К вечеру первого дня пути к Коломне на небольшом привале Шеину приглянулся молодой стрелец, но он пока не позвал его к себе. Теперь Михаил ехал и думал, что такое стременной. Это ведь не только воин, поддерживающий стремя, когда воевода садится на коня, совсем нет. Это человек, которого в сече ближе не бывает. Он всегда рядом с воеводой, всегда должен успеть протянуть руку помощи в трудную минуту. Лишь стременному можно доверить свои тайные воеводские замыслы, а иначе кто донесёт их до тысяцких, до сотских во время сечи. Кому, как не стременному, надо позаботиться о том, чтобы воевода не был голоден, чтобы в миг жажды мог утолить её. Улыбнулся Михаил своим «хотениям», подумал последнее перед тем, как позвать к себе приглянувшегося стрельца: «При хорошем стременном и воевода хорош», — и усмехнулся своей мысли. Однако в последний миг у него мелькнуло, что до ночлега не будет тревожить стрельца, и придержал коня, обернулся, надумав присмотреться к нему в строю. Каково же было удивление Михаила, когда он увидел, что этот стрелец ехал в двух саженях позади него! Улыбнувшись белозубо, тот громко сказал:
— Какая благодать-то кругом, батюшка-воевода!
— Эй, стрелец, ты встань рядом со мной, поговорить надо.
— Это я вмиг, — отозвался стрелец, послал лёгкую буланую кобылку вперёд, и вот он уже рядом. — Слушаю, батюшка-воевода.
— Давай-ка побеседуем с тобой по душам. Запомни: меня зовут Михайло Борисыч Шеин. А тебя как?

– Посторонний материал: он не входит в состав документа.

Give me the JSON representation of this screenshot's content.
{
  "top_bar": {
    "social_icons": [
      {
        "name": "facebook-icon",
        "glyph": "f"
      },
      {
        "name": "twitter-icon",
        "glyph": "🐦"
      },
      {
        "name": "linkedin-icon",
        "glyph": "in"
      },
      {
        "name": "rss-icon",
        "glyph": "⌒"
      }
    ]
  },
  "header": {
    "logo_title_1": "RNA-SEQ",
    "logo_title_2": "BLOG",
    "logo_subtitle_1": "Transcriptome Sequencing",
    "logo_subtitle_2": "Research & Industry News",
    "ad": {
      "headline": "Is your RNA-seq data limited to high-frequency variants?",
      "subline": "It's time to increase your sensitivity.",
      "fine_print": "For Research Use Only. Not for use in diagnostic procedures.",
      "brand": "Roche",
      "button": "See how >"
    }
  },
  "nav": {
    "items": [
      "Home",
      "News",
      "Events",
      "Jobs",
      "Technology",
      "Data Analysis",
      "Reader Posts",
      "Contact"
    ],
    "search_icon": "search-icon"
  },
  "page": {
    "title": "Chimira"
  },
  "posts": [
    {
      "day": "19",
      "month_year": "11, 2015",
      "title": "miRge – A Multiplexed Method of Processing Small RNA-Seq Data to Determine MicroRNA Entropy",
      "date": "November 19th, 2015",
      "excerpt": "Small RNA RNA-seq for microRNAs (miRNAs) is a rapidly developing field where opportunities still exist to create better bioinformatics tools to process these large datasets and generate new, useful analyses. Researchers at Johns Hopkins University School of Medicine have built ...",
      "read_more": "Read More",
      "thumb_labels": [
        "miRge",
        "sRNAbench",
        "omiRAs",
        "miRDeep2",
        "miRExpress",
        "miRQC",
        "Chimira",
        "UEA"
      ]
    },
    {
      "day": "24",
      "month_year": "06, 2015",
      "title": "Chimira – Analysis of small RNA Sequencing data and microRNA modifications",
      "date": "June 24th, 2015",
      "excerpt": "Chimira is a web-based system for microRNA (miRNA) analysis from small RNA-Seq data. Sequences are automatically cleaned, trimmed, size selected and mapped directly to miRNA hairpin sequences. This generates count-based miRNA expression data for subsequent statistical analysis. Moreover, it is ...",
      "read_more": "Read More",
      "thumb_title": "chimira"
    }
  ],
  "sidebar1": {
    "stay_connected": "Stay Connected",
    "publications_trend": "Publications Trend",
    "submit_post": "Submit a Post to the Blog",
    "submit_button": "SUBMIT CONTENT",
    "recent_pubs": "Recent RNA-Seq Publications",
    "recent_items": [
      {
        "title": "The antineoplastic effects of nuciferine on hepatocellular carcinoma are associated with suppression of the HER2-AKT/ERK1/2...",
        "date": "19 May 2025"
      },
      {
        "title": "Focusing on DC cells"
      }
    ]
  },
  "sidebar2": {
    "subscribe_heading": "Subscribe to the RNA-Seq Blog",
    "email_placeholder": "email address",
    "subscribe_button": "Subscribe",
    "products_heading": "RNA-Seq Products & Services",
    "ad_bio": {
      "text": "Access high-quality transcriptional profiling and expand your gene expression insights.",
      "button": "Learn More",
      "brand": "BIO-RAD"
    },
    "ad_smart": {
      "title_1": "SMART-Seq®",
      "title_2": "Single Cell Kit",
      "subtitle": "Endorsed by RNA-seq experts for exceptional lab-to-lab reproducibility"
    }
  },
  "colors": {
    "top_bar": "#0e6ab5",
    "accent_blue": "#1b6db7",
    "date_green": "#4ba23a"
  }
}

— Меня-то? Так я Аниска Иваныч Воробушкин. Такая знатная фамилия. Да у нас, у ярославских, всё знатное. Вот и Волга от нас течёт, — широко улыбаясь, говорил Анисим.
— Ты в деревне вырос?
— Ага. Только наша деревня Воробьёво под самым Ярославлем. Лапоть из неё можно забросить на торг.
— Я вижу, ты хороший балагур.
— Так у нас в роду все Воробушкины такие. Балагурить мы можем с утра до вечера и с вечера до утра. Байки мы горазды складывать.
— А работать когда же?
— Так тоже с утра до вечера. Батюшка у нас крутой: как начнёт гонять всех нас, семерых братьев да шесть сестёр, — дым коромыслом. Я-то средненький рос, весь почёт мне от братьев и сестёр.
— Ты что умеешь делать?
— А всё могу. Но перво-наперво драться. Любого с ног сшибу.
— И это правда?
— Так уметь надо. Ну хитрю немного. Да ведь дерёмся-то мы только зимой, на Святки. А так всё работа. Я-то с двенадцати лет служкой в Никольском монастыре был. Там всему научили, даже хвосты коровам крутить.
— А дельному научился чему-нибудь?
— И этому научили. Кафтан могу сшить, коня подковать, дом построить и даже домовину выстругаю, — весело рассказывал Анисим и всё улыбался. На румяных щеках ямочки выступали, серые глаза озорно стреляли. — За девками ухаживать умею. Правда, в монастыре этому не учили.
— Знатный ты парень, выходит, а вот саблю знаешь зачем тебе на пояс повесили?
Посерьёзнел Анисим, ну точно так же, как сам Михаил, суровостью наливался. И в этом он весь проявился.
— Не для параду, батюшка воевода.
В таком духе разговор между Шеиным и его будущим стременным длился не одну версту. Слушая Анисима, Михаил сам часто улыбался, но чувствовал, что ярославский парень играет под простачка. Рассердить бы его, да что-то мешало. Скорее всего, глаза. Он смотрел на Шеина с какой-то небывалой преданностью. «Так не может быть. Мы и встретились всего ныне утром. Чтобы преданным друг другу, надо не один пуд соли вместе съесть, — размышлял Михаил и тут же пытался разозлиться: — Ведь поди нарочно смотрит преданно, а в речах вздор. И ничему поверить нельзя. Зачем это учили его коровам хвосты крутить?» — вспомнил Шеин.